Es geht darum, Demonkratie zu leben. Wie? Miteinander reden, einander zuhören, versuchen, eine gemeinsame (Kompromiss-)Lösung zu finden. Diese Formel nennt Dritter Bürgermeister Thomas Nowak (SPD), und er hat sie als langjähriges Mitglied von Stadtrat und anderen Gremien zigfach praktiziert.

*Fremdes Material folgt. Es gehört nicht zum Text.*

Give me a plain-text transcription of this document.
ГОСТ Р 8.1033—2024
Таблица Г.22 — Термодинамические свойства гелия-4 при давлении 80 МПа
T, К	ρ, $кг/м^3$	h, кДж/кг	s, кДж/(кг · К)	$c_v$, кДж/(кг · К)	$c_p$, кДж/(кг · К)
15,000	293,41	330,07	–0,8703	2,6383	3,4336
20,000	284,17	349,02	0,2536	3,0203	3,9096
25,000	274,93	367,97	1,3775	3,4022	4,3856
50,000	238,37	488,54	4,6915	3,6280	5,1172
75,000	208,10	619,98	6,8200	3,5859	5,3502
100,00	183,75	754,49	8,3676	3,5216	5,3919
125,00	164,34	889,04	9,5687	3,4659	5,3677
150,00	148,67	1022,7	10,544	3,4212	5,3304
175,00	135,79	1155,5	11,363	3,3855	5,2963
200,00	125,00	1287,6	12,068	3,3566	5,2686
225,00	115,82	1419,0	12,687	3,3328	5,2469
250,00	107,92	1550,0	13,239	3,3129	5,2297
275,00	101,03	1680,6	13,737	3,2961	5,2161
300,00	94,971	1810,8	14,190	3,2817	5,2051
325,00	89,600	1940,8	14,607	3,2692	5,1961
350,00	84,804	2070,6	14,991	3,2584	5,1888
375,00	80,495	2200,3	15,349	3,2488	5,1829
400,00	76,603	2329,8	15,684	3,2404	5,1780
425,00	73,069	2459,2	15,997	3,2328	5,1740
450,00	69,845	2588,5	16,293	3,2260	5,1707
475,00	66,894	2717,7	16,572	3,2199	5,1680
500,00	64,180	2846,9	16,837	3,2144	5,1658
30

Bei der zweiten Coburger Demokratiekonferenz kann das jeder mit ausprobieren. Es geht um "Integration leben", angestoßen von der Tatsache, dass seit einem Jahr zahlreiche Flüchtlinge ins Land kamen. Aber das ist nicht der einzige Anlass, die Demokratiekonferenz in diesem Jahr mit der Internationalen Woche in Coburg zu verknüpfen, wie Nowak betont. "Schon vor der Flüchtlingswelle lebten Menschen aus 110 Nationen in Coburg". Die Stadt schreibt gerade ihr Integrationskonzept fort, und auch das wird bei der Demokratiekonferenz zur Debatte stehen.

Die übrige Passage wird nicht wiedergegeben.